Throughout his book, Rabbi Sack’s has a unique way of pairing two thinkers together to make a point. One of my favorite was his juxtaposition of Danish Christian existentialist Soren Kierkegaard with the German philosopher Friedrich Nietzsche in order to illustrate two philosophical dangers:
Lose morality and eventually you lose liberty. That was received wisdom for centuries. How did it change? It began with relatively abstract ideas. There was a long period of reflection on the nature of the individual and the self, starting with the Reformation, continuing through the Enlightenment, and culminating in the nineteenth-century radicalism of Kierkegaard and Nietzsche…

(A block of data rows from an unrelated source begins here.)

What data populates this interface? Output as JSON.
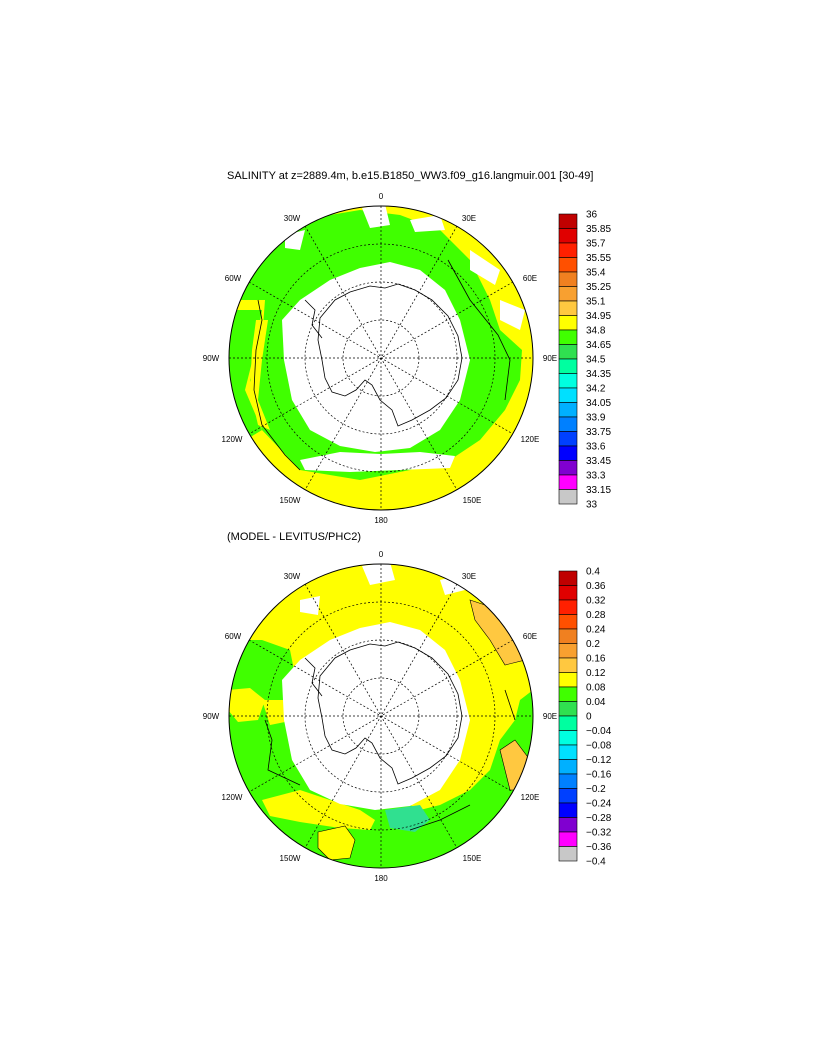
{
  "panels": [
    {
      "title": "SALINITY at z=2889.4m, b.e15.B1850_WW3.f09_g16.langmuir.001 [30-49]",
      "lon_labels": [
        "0",
        "30E",
        "60E",
        "90E",
        "120E",
        "150E",
        "180",
        "150W",
        "120W",
        "90W",
        "60W",
        "30W"
      ],
      "colorbar": {
        "labels": [
          "36",
          "35.85",
          "35.7",
          "35.55",
          "35.4",
          "35.25",
          "35.1",
          "34.95",
          "34.8",
          "34.65",
          "34.5",
          "34.35",
          "34.2",
          "34.05",
          "33.9",
          "33.75",
          "33.6",
          "33.45",
          "33.3",
          "33.15",
          "33"
        ],
        "colors": [
          "#c00000",
          "#e00000",
          "#ff2000",
          "#ff5000",
          "#f08020",
          "#f8a030",
          "#ffc840",
          "#ffff00",
          "#40ff00",
          "#30e050",
          "#00ffa0",
          "#00ffe0",
          "#00e0ff",
          "#00b0ff",
          "#0080ff",
          "#0040ff",
          "#0000ff",
          "#8000d0",
          "#ff00ff",
          "#c8c8c8",
          "#707070"
        ]
      }
    },
    {
      "title": "(MODEL - LEVITUS/PHC2)",
      "lon_labels": [
        "0",
        "30E",
        "60E",
        "90E",
        "120E",
        "150E",
        "180",
        "150W",
        "120W",
        "90W",
        "60W",
        "30W"
      ],
      "colorbar": {
        "labels": [
          "0.4",
          "0.36",
          "0.32",
          "0.28",
          "0.24",
          "0.2",
          "0.16",
          "0.12",
          "0.08",
          "0.04",
          "0",
          "−0.04",
          "−0.08",
          "−0.12",
          "−0.16",
          "−0.2",
          "−0.24",
          "−0.28",
          "−0.32",
          "−0.36",
          "−0.4"
        ],
        "colors": [
          "#c00000",
          "#e00000",
          "#ff2000",
          "#ff5000",
          "#f08020",
          "#f8a030",
          "#ffc840",
          "#ffff00",
          "#40ff00",
          "#30e050",
          "#00ffa0",
          "#00ffe0",
          "#00e0ff",
          "#00b0ff",
          "#0080ff",
          "#0040ff",
          "#0000ff",
          "#8000d0",
          "#ff00ff",
          "#c8c8c8",
          "#707070"
        ]
      }
    }
  ]
}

In a dazzling and wholly original work, Either/Or, Kierkegaard sets out, in the form of two personae, two radically different modes of existence: the aesthetic, with its life of the senses, and the ethical, with its commitment to righteousness and duty. These constitute two different worlds of feeling and thinking; they amount to two different lives. Each is coherent and consistent in itself but radically incompatible with the other. Which, then, to choose? There are no criteria by which you could make a rational choice. All you could do was decide, nonrationally. You had to make a leap of faith. Not all values can be realized in a single life. The Platonic idea of the harmony of the true, the good, and the beautiful had been exploded beyond repair. In placing at the center of the moral life this essentially nonrational choice, not of what to do but of who to be…
Nietzsche was the first to proclaim that God is dead and we have killed him. So radical was the assertion that he put it in the mouth of an imagined madman in The Gay Science. But he was far more than merely an atheist. His view was that the entire Judeo-Christian moral heritage was nothing less than the revenge of the powerless against the powerful; the retribution exacted by slaves against their former masters. It was a sustained exercise in ressentiment. Everything we had come to think of as virtue, compassion, kindness, was in fact a way of caging, neutering the reality of human nature, which was, he believed, shaped and dominated by the will to power…

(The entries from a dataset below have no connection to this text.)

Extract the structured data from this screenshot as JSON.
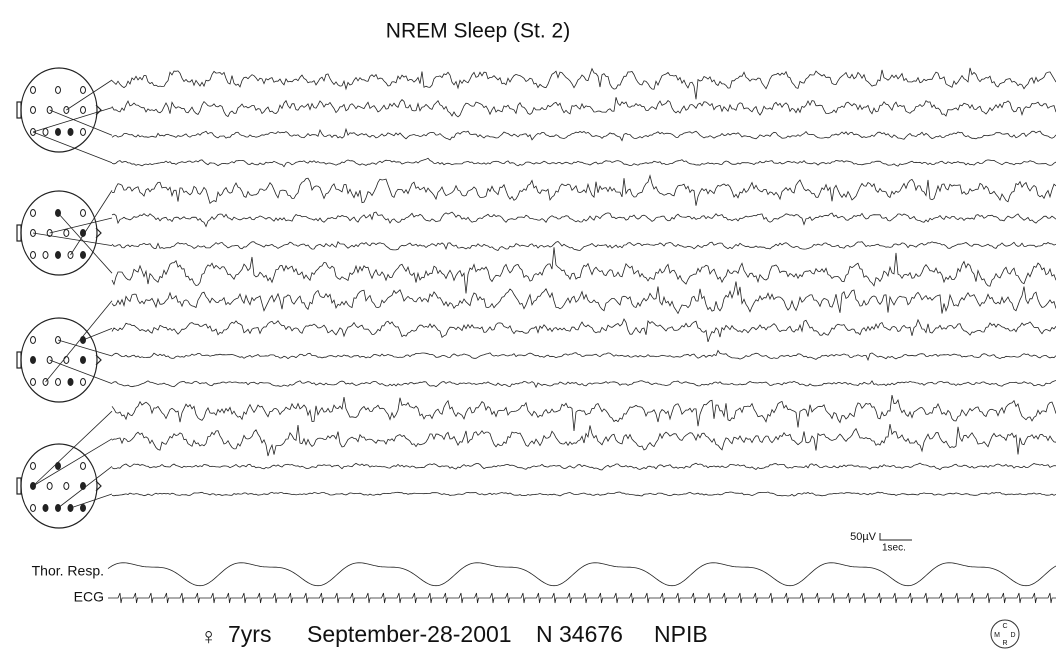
{
  "header": {
    "title": "NREM Sleep (St. 2)"
  },
  "channels": {
    "respiration": "Thor. Resp.",
    "ecg": "ECG"
  },
  "scale": {
    "amplitude": "50µV",
    "time": "1sec."
  },
  "footer": {
    "sex": "♀",
    "age": "7yrs",
    "date": "September-28-2001",
    "record": "N 34676",
    "lab": "NPIB"
  },
  "logo": {
    "top": "C",
    "left": "M",
    "right": "D",
    "bottom": "R"
  }
}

Kierkegaard and Nietzsche between them effectively destroyed the foundations of morality as they had been known in the West for many centuries, and each proposed in its place a profoundly personal, subjective vision of the moral life, in which choice was of the essence: not choice as it had always been known, between good and evil as defined by the prevailing culture, but rather to define good and evil themselves in an act involving the totality of one’s being. The “I” had become not just the principal character in the moral drama, but its author, the writer of its rules.
Sacks of course doesn’t agree with Kierkegaard’s or Nietzsche’s conclusions here, but is deeply vested in the idea that morality is necessary to maintain a free society. But he does so fairly, beautifully illustrating each author’s ideas clearly without trying to deliberately misunderstand, lampoon, or demonize them. I wish more discussion could be held like this.
Sack’s ends his book with an epilogue directly addressing the COVID-19 pandemic. He ends on the hope that we will emerge from this shared tragedy a sense of our shared responsibility to one another, that we will rediscover our interdependence and need for one another. It is a call to action that can only start from each one of us in our own communities.